Die Verletzten ließen den Leibheiler erschaudern und zaghaften Schrittes trat er aus dem Wald heraus, wo ihm sogleich die Gerüche nach Blut, Eiter, Asche, Feuer und auch nach Tod entgegenschlugen. Letzterer war so unverkennbar, sodass er sich mit einer Vehemenz in Ezraels Nüstern bohrte und ihm kurzzeitig die Luft abschnürte. Wenige Augenblicke später, war er auch schon so vollends von diesem atemraubenden Druck auf seiner Brust eingenommen, jener den Braunen nach Luft schnappen ließ und seine Iriden panische umherhuschten, die Verletzten zählte, jene vermisste die noch nicht wieder hier  waren und automatisch begann er die Überlebenschancen all jener zu analysieren.

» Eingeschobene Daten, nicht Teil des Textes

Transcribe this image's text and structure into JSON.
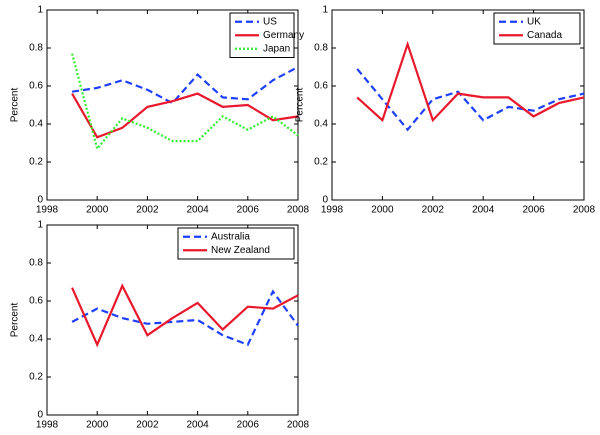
{
  "chart_data": [
    {
      "type": "line",
      "ylabel": "Percent",
      "legend": "upper right",
      "x": [
        1999,
        2000,
        2001,
        2002,
        2003,
        2004,
        2005,
        2006,
        2007,
        2008
      ],
      "xlim": [
        1998,
        2008
      ],
      "xticks": [
        1998,
        2000,
        2002,
        2004,
        2006,
        2008
      ],
      "ylim": [
        0,
        1
      ],
      "yticks": [
        0,
        0.2,
        0.4,
        0.6,
        0.8,
        1
      ],
      "series": [
        {
          "name": "US",
          "color": "#1f3fff",
          "style": "dashed",
          "values": [
            0.57,
            0.59,
            0.63,
            0.58,
            0.51,
            0.66,
            0.54,
            0.53,
            0.63,
            0.7
          ]
        },
        {
          "name": "Germany",
          "color": "#e8192c",
          "style": "solid",
          "values": [
            0.56,
            0.33,
            0.38,
            0.49,
            0.52,
            0.56,
            0.49,
            0.5,
            0.42,
            0.44
          ]
        },
        {
          "name": "Japan",
          "color": "#33ee33",
          "style": "dotted",
          "values": [
            0.77,
            0.27,
            0.43,
            0.38,
            0.31,
            0.31,
            0.44,
            0.37,
            0.44,
            0.34
          ]
        }
      ]
    },
    {
      "type": "line",
      "ylabel": "Percent",
      "legend": "upper right",
      "x": [
        1999,
        2000,
        2001,
        2002,
        2003,
        2004,
        2005,
        2006,
        2007,
        2008
      ],
      "xlim": [
        1998,
        2008
      ],
      "xticks": [
        1998,
        2000,
        2002,
        2004,
        2006,
        2008
      ],
      "ylim": [
        0,
        1
      ],
      "yticks": [
        0,
        0.2,
        0.4,
        0.6,
        0.8,
        1
      ],
      "series": [
        {
          "name": "UK",
          "color": "#1f3fff",
          "style": "dashed",
          "values": [
            0.69,
            0.53,
            0.37,
            0.53,
            0.57,
            0.42,
            0.49,
            0.47,
            0.53,
            0.56
          ]
        },
        {
          "name": "Canada",
          "color": "#e8192c",
          "style": "solid",
          "values": [
            0.54,
            0.42,
            0.82,
            0.42,
            0.56,
            0.54,
            0.54,
            0.44,
            0.51,
            0.54
          ]
        }
      ]
    },
    {
      "type": "line",
      "ylabel": "Percent",
      "legend": "upper right",
      "x": [
        1999,
        2000,
        2001,
        2002,
        2003,
        2004,
        2005,
        2006,
        2007,
        2008
      ],
      "xlim": [
        1998,
        2008
      ],
      "xticks": [
        1998,
        2000,
        2002,
        2004,
        2006,
        2008
      ],
      "ylim": [
        0,
        1
      ],
      "yticks": [
        0,
        0.2,
        0.4,
        0.6,
        0.8,
        1
      ],
      "series": [
        {
          "name": "Australia",
          "color": "#1f3fff",
          "style": "dashed",
          "values": [
            0.49,
            0.56,
            0.51,
            0.48,
            0.49,
            0.5,
            0.42,
            0.37,
            0.65,
            0.47
          ]
        },
        {
          "name": "New Zealand",
          "color": "#e8192c",
          "style": "solid",
          "values": [
            0.67,
            0.37,
            0.68,
            0.42,
            0.51,
            0.59,
            0.45,
            0.57,
            0.56,
            0.63
          ]
        }
      ]
    }
  ]
}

Zu jener Tat war er natürlich nicht fähig, aber Ezraels Hirn ließ ihn den schlechtmöglichsten Ausgang für Valeria sehen, sodass der Leibheiler das Zittern seiner Muskeln nicht mehr unterdrücken konnte.
"G-Gute Arbeit, Severin!"

Das waren wohl die einzigen Worte, die Ezrael ziemlich schrill und ziemlich zittrig über die Lippen glitten, während er sich im nächsten Augenblick auf jene biss und die aufwallende Panik niederzuringen versuchte, die ihn urplötzlich befallen hatte. Darauf bedacht nicht hier und jetzt umzufallen, stakste Ezrael zu dem mickrigen Kräuterhäuflein hinüber, womit die Heiler alle behandeln sollten. Der Leibheiler blinzelte mehrmals, aber immer wieder verschwamm sein Sichtfeld, bis Ezrael realisierte das es seine eigenen Tränen waren, die nun zu Boden fielen. Der Heiler schüttelte sich, mehrmals und konzentrierte sich dann auf die Kräuter vor seiner Nasenspitze.